The 2006 nominees for Best CIO are IT powerhouses: Peter Cherasia of Bear Stearns; Kevin Kessinger of Citigroup; and Tom Miglis of Citadel.

Our judging panel overwhelmingly handed the Best CIO award to Peter Cherasia of Bear Stearns. The judges were impressed with Cherasia's accomplishments during his seven-year tenure as CIO and director of e-commerce at the firm. He transformed his division from a reactive, decentralized organization to a business-driven team that works in partnership with its clients.

While he acknowledges the honor of winning the Best CIO AFTA, Cherasia says he shares the credit with his team. "I think this is a real recognition for the IT team at Bear Stearns. It's not really about me or what I have done but what they do each day," he says.

He says the award will help when it comes to growing Bear Stearns' IT team. "When we raise our profile in the industry, it should help us with recruiting," he says.
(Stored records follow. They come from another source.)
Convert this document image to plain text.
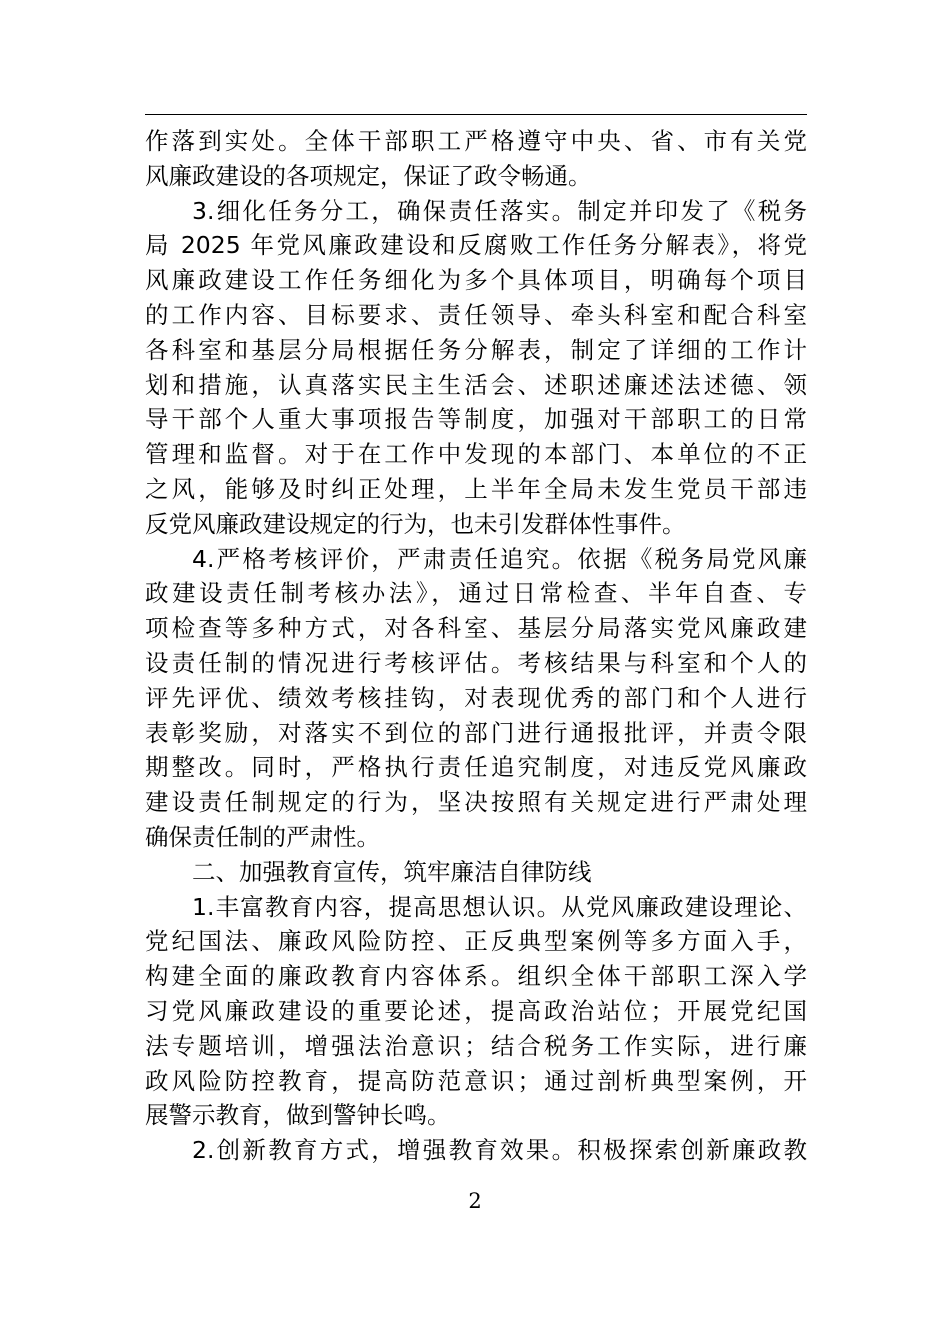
作落到实处。全体干部职工严格遵守中央、省、市有关党
风廉政建设的各项规定，保证了政令畅通。
3.细化任务分工，确保责任落实。制定并印发了《税务
局 2025 年党风廉政建设和反腐败工作任务分解表》，将党
风廉政建设工作任务细化为多个具体项目，明确每个项目
的工作内容、目标要求、责任领导、牵头科室和配合科室
各科室和基层分局根据任务分解表，制定了详细的工作计
划和措施，认真落实民主生活会、述职述廉述法述德、领
导干部个人重大事项报告等制度，加强对干部职工的日常
管理和监督。对于在工作中发现的本部门、本单位的不正
之风，能够及时纠正处理，上半年全局未发生党员干部违
反党风廉政建设规定的行为，也未引发群体性事件。
4.严格考核评价，严肃责任追究。依据《税务局党风廉
政建设责任制考核办法》，通过日常检查、半年自查、专
项检查等多种方式，对各科室、基层分局落实党风廉政建
设责任制的情况进行考核评估。考核结果与科室和个人的
评先评优、绩效考核挂钩，对表现优秀的部门和个人进行
表彰奖励，对落实不到位的部门进行通报批评，并责令限
期整改。同时，严格执行责任追究制度，对违反党风廉政
建设责任制规定的行为，坚决按照有关规定进行严肃处理
确保责任制的严肃性。
二、加强教育宣传，筑牢廉洁自律防线
1.丰富教育内容，提高思想认识。从党风廉政建设理论、
党纪国法、廉政风险防控、正反典型案例等多方面入手，
构建全面的廉政教育内容体系。组织全体干部职工深入学
习党风廉政建设的重要论述，提高政治站位；开展党纪国
法专题培训，增强法治意识；结合税务工作实际，进行廉
政风险防控教育，提高防范意识；通过剖析典型案例，开
展警示教育，做到警钟长鸣。
2.创新教育方式，增强教育效果。积极探索创新廉政教
2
The AFTA for Best CIO was presented by Craig Stephenson of Korn/Ferry International, the award's sponsor.

BEST IT TEAM

Nymex

What are the hallmarks of a great IT team? The AFTAs judges had to consider the culture of a firm, the ambition of its projects and the people who work in the trenches to deliver the goods for the traders. A good team is made up of individuals who overcome obstacles, meet deadlines and do not accept anything less than perfection. The winning team represents a group of the best and most talented people in all of IT.

The nominees for Best IT Team were Credit Suisse Prime Services, Knight Capital Group, and the New York Mercantile Exchange (Nymex).

Nymex's IT team clinched the award. In 2005 and 2006, the exchange's IT department successfully implemented several industry-shaping projects that resulted in increased uptime and reduced costs and operational risk for Nymex and its customers. The objective was to increase monthly operational uptime from 99 percent to 99.99 percent.

Thunderous cheers and applause rose from Nymex's table at the AFTAs ceremony as CIO Sam Gaer and chairman Richard Schaeffer took to the stage to collect the award and thank the judges for recognizing the exchange's IT team for its hard work.

Ashok Vemuri of Infosys, the award's sponsor, presented the AFTA for Best IT Team to Gaer and Schaeffer.